XBI collar payoff curve
Modeled P&L at expiration across a range of underlying prices for the collar on XBI. Each row is one sampled price point from the computed payoff curve; the full curve uses 200 price points internally before being summarized into 10 rows here.
| Underlying Price | % From Spot | P&L at Expiration |
|---|---|---|
| $0.01 | -100.0% | -$611.00 |
| $28.95 | -77.9% | -$611.00 |
| $57.88 | -55.8% | -$611.00 |
| $86.82 | -33.7% | -$611.00 |
| $115.76 | -11.6% | -$611.00 |
| $144.70 | +10.6% | +$689.00 |
| $173.63 | +32.7% | +$689.00 |
| $202.57 | +54.8% | +$689.00 |
| $231.51 | +76.9% | +$689.00 |
| $260.44 | +99.0% | +$689.00 |
When traders use collar on XBI
Collars on XBI hedge an existing long XBI etf position; the long put sets a floor while the short call finances it, often run as a near-zero-cost hedge during expected volatility windows.
XBI thesis for this collar
The market-implied 1-standard-deviation range for XBI extends from approximately $119.81 on the downside to $141.95 on the upside. A XBI collar hedges an existing long XBI position with a protective put while financing the put cost via a short call; when the premiums roughly offset, the collar acts as a near-zero-cost insurance band around the current spot. Current XBI IV rank near 37.57% is mid-range against its 1-year distribution, so the IV signal is neutral; the collar thesis on XBI should anchor more to the directional view and the expected-move geometry. As a Financial Services name, XBI options can move on sector-level news flow (peer earnings, regulatory updates, industry-specific macro data) in addition to XBI-specific events.
XBI collar positions are structurally neutral (protective); the modeled P&L assumes European-style exercise at expiration and ignores early assignment, transaction costs, dividends paid before expiry on the stock leg (when present), and the bid-ask spread on the listed chain. XBI positions also carry Financial Services sector concentration risk; news flow inside the sector (peer earnings, regulatory shifts, supply-chain headlines) can move XBI alongside the broader basket even when XBI-specific fundamentals are unchanged. Always rebuild the position from current XBI chain quotes before placing a trade.

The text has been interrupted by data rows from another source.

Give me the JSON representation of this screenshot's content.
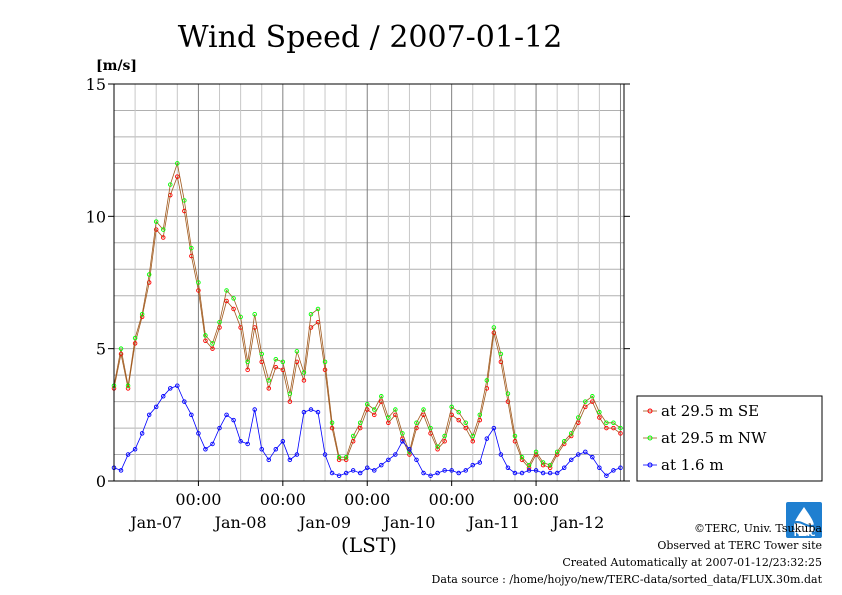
{
  "chart_data": {
    "type": "line",
    "title": "Wind Speed / 2007-01-12",
    "ylabel": "[m/s]",
    "xlabel": "(LST)",
    "ylim": [
      0,
      15
    ],
    "yticks": [
      "0",
      "5",
      "10",
      "15"
    ],
    "xlim_hours": [
      0,
      145
    ],
    "time_ticks": [
      {
        "label": "00:00",
        "hour": 24
      },
      {
        "label": "00:00",
        "hour": 48
      },
      {
        "label": "00:00",
        "hour": 72
      },
      {
        "label": "00:00",
        "hour": 96
      },
      {
        "label": "00:00",
        "hour": 120
      }
    ],
    "date_labels": [
      {
        "label": "Jan-07",
        "hour": 12
      },
      {
        "label": "Jan-08",
        "hour": 36
      },
      {
        "label": "Jan-09",
        "hour": 60
      },
      {
        "label": "Jan-10",
        "hour": 84
      },
      {
        "label": "Jan-11",
        "hour": 108
      },
      {
        "label": "Jan-12",
        "hour": 132
      }
    ],
    "grid": true,
    "legend_position": "right",
    "series": [
      {
        "name": "at 29.5 m SE",
        "color": "#ff0000",
        "line_color": "#a05a1e",
        "x": [
          0,
          2,
          4,
          6,
          8,
          10,
          12,
          14,
          16,
          18,
          20,
          22,
          24,
          26,
          28,
          30,
          32,
          34,
          36,
          38,
          40,
          42,
          44,
          46,
          48,
          50,
          52,
          54,
          56,
          58,
          60,
          62,
          64,
          66,
          68,
          70,
          72,
          74,
          76,
          78,
          80,
          82,
          84,
          86,
          88,
          90,
          92,
          94,
          96,
          98,
          100,
          102,
          104,
          106,
          108,
          110,
          112,
          114,
          116,
          118,
          120,
          122,
          124,
          126,
          128,
          130,
          132,
          134,
          136,
          138,
          140,
          142,
          144
        ],
        "values": [
          3.5,
          4.8,
          3.5,
          5.2,
          6.2,
          7.5,
          9.5,
          9.2,
          10.8,
          11.5,
          10.2,
          8.5,
          7.2,
          5.3,
          5.0,
          5.8,
          6.8,
          6.5,
          5.8,
          4.2,
          5.8,
          4.5,
          3.5,
          4.3,
          4.2,
          3.0,
          4.5,
          3.8,
          5.8,
          6.0,
          4.2,
          2.0,
          0.8,
          0.8,
          1.5,
          2.0,
          2.7,
          2.5,
          3.0,
          2.2,
          2.5,
          1.6,
          1.0,
          2.0,
          2.5,
          1.8,
          1.2,
          1.5,
          2.5,
          2.3,
          2.0,
          1.5,
          2.3,
          3.5,
          5.6,
          4.5,
          3.0,
          1.5,
          0.8,
          0.5,
          1.0,
          0.6,
          0.5,
          1.0,
          1.4,
          1.7,
          2.2,
          2.8,
          3.0,
          2.4,
          2.0,
          2.0,
          1.8
        ]
      },
      {
        "name": "at 29.5 m NW",
        "color": "#00ff00",
        "line_color": "#a05a1e",
        "x": [
          0,
          2,
          4,
          6,
          8,
          10,
          12,
          14,
          16,
          18,
          20,
          22,
          24,
          26,
          28,
          30,
          32,
          34,
          36,
          38,
          40,
          42,
          44,
          46,
          48,
          50,
          52,
          54,
          56,
          58,
          60,
          62,
          64,
          66,
          68,
          70,
          72,
          74,
          76,
          78,
          80,
          82,
          84,
          86,
          88,
          90,
          92,
          94,
          96,
          98,
          100,
          102,
          104,
          106,
          108,
          110,
          112,
          114,
          116,
          118,
          120,
          122,
          124,
          126,
          128,
          130,
          132,
          134,
          136,
          138,
          140,
          142,
          144
        ],
        "values": [
          3.6,
          5.0,
          3.6,
          5.4,
          6.3,
          7.8,
          9.8,
          9.5,
          11.2,
          12.0,
          10.6,
          8.8,
          7.5,
          5.5,
          5.2,
          6.0,
          7.2,
          6.9,
          6.2,
          4.5,
          6.3,
          4.8,
          3.8,
          4.6,
          4.5,
          3.3,
          4.9,
          4.1,
          6.3,
          6.5,
          4.5,
          2.2,
          0.9,
          0.9,
          1.7,
          2.2,
          2.9,
          2.7,
          3.2,
          2.4,
          2.7,
          1.8,
          1.1,
          2.2,
          2.7,
          2.0,
          1.3,
          1.7,
          2.8,
          2.6,
          2.2,
          1.7,
          2.5,
          3.8,
          5.8,
          4.8,
          3.3,
          1.7,
          0.9,
          0.6,
          1.1,
          0.7,
          0.6,
          1.1,
          1.5,
          1.8,
          2.4,
          3.0,
          3.2,
          2.6,
          2.2,
          2.2,
          2.0
        ]
      },
      {
        "name": "at 1.6 m",
        "color": "#0000ff",
        "line_color": "#0000ff",
        "x": [
          0,
          2,
          4,
          6,
          8,
          10,
          12,
          14,
          16,
          18,
          20,
          22,
          24,
          26,
          28,
          30,
          32,
          34,
          36,
          38,
          40,
          42,
          44,
          46,
          48,
          50,
          52,
          54,
          56,
          58,
          60,
          62,
          64,
          66,
          68,
          70,
          72,
          74,
          76,
          78,
          80,
          82,
          84,
          86,
          88,
          90,
          92,
          94,
          96,
          98,
          100,
          102,
          104,
          106,
          108,
          110,
          112,
          114,
          116,
          118,
          120,
          122,
          124,
          126,
          128,
          130,
          132,
          134,
          136,
          138,
          140,
          142,
          144
        ],
        "values": [
          0.5,
          0.4,
          1.0,
          1.2,
          1.8,
          2.5,
          2.8,
          3.2,
          3.5,
          3.6,
          3.0,
          2.5,
          1.8,
          1.2,
          1.4,
          2.0,
          2.5,
          2.3,
          1.5,
          1.4,
          2.7,
          1.2,
          0.8,
          1.2,
          1.5,
          0.8,
          1.0,
          2.6,
          2.7,
          2.6,
          1.0,
          0.3,
          0.2,
          0.3,
          0.4,
          0.3,
          0.5,
          0.4,
          0.6,
          0.8,
          1.0,
          1.5,
          1.2,
          0.8,
          0.3,
          0.2,
          0.3,
          0.4,
          0.4,
          0.3,
          0.4,
          0.6,
          0.7,
          1.6,
          2.0,
          1.0,
          0.5,
          0.3,
          0.3,
          0.4,
          0.4,
          0.3,
          0.3,
          0.3,
          0.5,
          0.8,
          1.0,
          1.1,
          0.9,
          0.5,
          0.2,
          0.4,
          0.5
        ]
      }
    ]
  },
  "footer": {
    "credit": "©TERC, Univ. Tsukuba",
    "site": "Observed at TERC Tower site",
    "created": "Created Automatically at 2007-01-12/23:32:25",
    "source": "Data source : /home/hojyo/new/TERC-data/sorted_data/FLUX.30m.dat"
  },
  "logo": {
    "text": "TERC",
    "color": "#1f7fd0",
    "icon": "terc-water-drop-logo"
  }
}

Frequently asked questions
- What is a collar on XBI?
- A collar on XBI is the collar strategy applied to XBI (etf). The strategy is structurally neutral (protective): A collar pairs long stock with a protective out-of-the-money put financed by a short out-of-the-money call, capping both tails of the position around the current spot. With XBI etf trading near $130.88, the strikes shown on this page are snapped to the nearest listed XBI chain strike and the premiums come straight from the end-of-day bid/ask midpoint.

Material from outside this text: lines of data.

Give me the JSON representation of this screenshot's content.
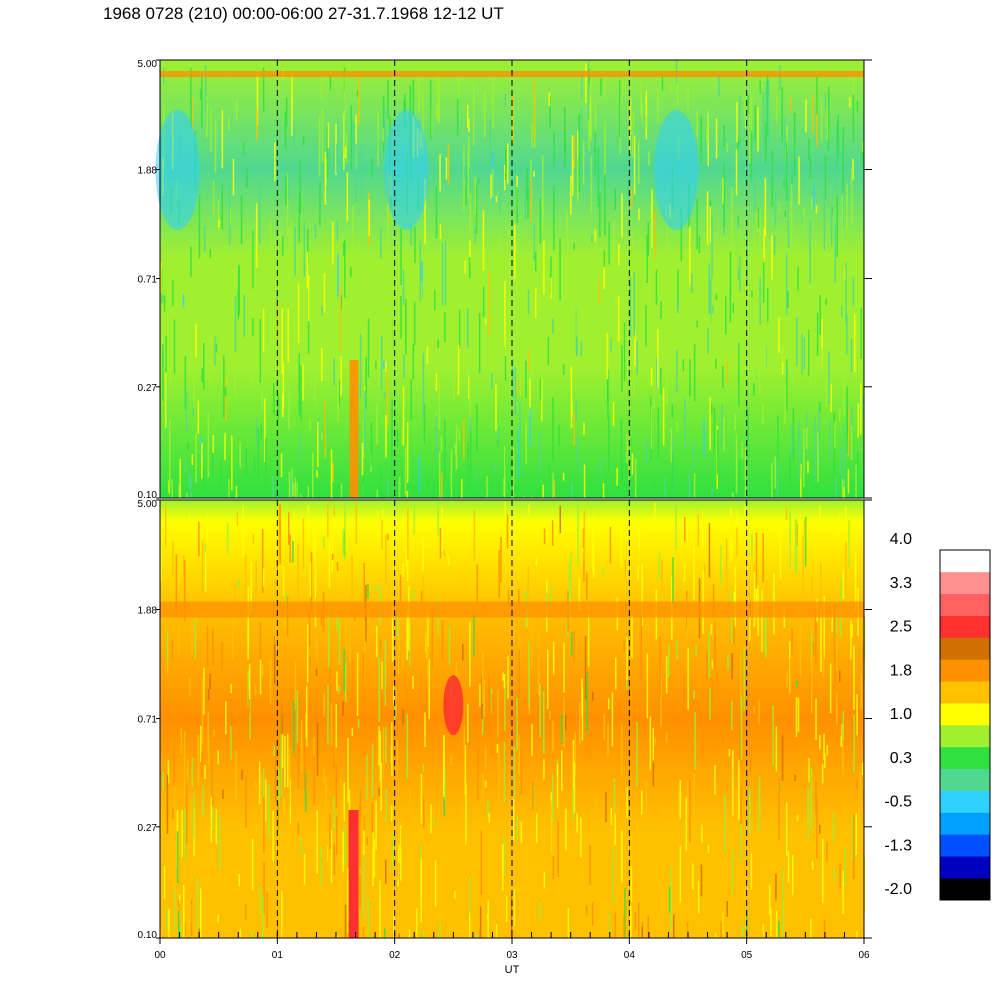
{
  "title": "1968 0728 (210) 00:00-06:00 27-31.7.1968  12-12 UT",
  "chart_data": {
    "type": "heatmap",
    "xlabel": "UT",
    "x_ticks": [
      "00",
      "01",
      "02",
      "03",
      "04",
      "05",
      "06"
    ],
    "x_range": [
      0,
      6
    ],
    "panels": [
      {
        "y_ticks": [
          "5.00",
          "1.88",
          "0.71",
          "0.27",
          "0.10"
        ],
        "y_range": [
          0.1,
          5.0
        ],
        "y_scale": "log",
        "dominant_levels": [
          0.3,
          1.0
        ],
        "features": {
          "band_near_top_value": 1.8,
          "low_regions_value": -0.5,
          "vertical_streak_hour": 1.65,
          "vertical_streak_value": 1.8
        }
      },
      {
        "y_ticks": [
          "5.00",
          "1.88",
          "0.71",
          "0.27",
          "0.10"
        ],
        "y_range": [
          0.1,
          5.0
        ],
        "y_scale": "log",
        "dominant_levels": [
          1.0,
          1.8
        ],
        "features": {
          "band_at_value": 1.8,
          "band_freq": 1.88,
          "hot_spot_hour": 2.5,
          "hot_spot_value": 2.5,
          "vertical_streak_hour": 1.65,
          "vertical_streak_value": 2.5
        }
      }
    ],
    "colorbar": {
      "labels": [
        "4.0",
        "3.3",
        "2.5",
        "1.8",
        "1.0",
        "0.3",
        "-0.5",
        "-1.3",
        "-2.0"
      ],
      "range": [
        -2.0,
        4.0
      ],
      "colors": [
        "#000000",
        "#0000c0",
        "#0050ff",
        "#00a0ff",
        "#30d0ff",
        "#50d890",
        "#30e040",
        "#a0f030",
        "#ffff00",
        "#ffc000",
        "#ff9000",
        "#d07000",
        "#ff3030",
        "#ff6060",
        "#ff9090",
        "#ffffff"
      ]
    }
  }
}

- How are XBI collar max profit and max loss calculated?
- Max profit roughly equals short-call strike minus cost basis plus net premium; max loss roughly equals cost basis minus long-put strike minus net premium. Breakeven shifts by the net premium. For the XBI collar priced from the end-of-day chain at a 30-day expiry (ATM IV 29.50%), the computed maximum profit is $689.00 per contract and the computed maximum loss is -$611.00 per contract. Live intraday quotes will differ as the chain moves through the trading session.
- What is the breakeven for a XBI collar?
- The breakeven for the XBI collar priced on this page is roughly $130.61 at expiration, derived from end-of-day chain premiums. Breakeven is the underlying price at which the strategy's P&L crosses zero ignoring transaction costs and assignment risk. The current XBI market-implied 1-standard-deviation expected move is approximately 8.46%; if the move sits well outside the breakeven distance, the structure's risk-reward becomes correspondingly tighter.
- When should you consider a collar on XBI?
- Collars on XBI hedge an existing long XBI etf position; the long put sets a floor while the short call finances it, often run as a near-zero-cost hedge during expected volatility windows.
- How does current XBI implied volatility affect this collar?
- XBI ATM IV is at 29.50% with IV rank near 37.57%, which is mid-range against its 1-year history. Strategy selection depends more on directional thesis and expected move than on a strong IV signal.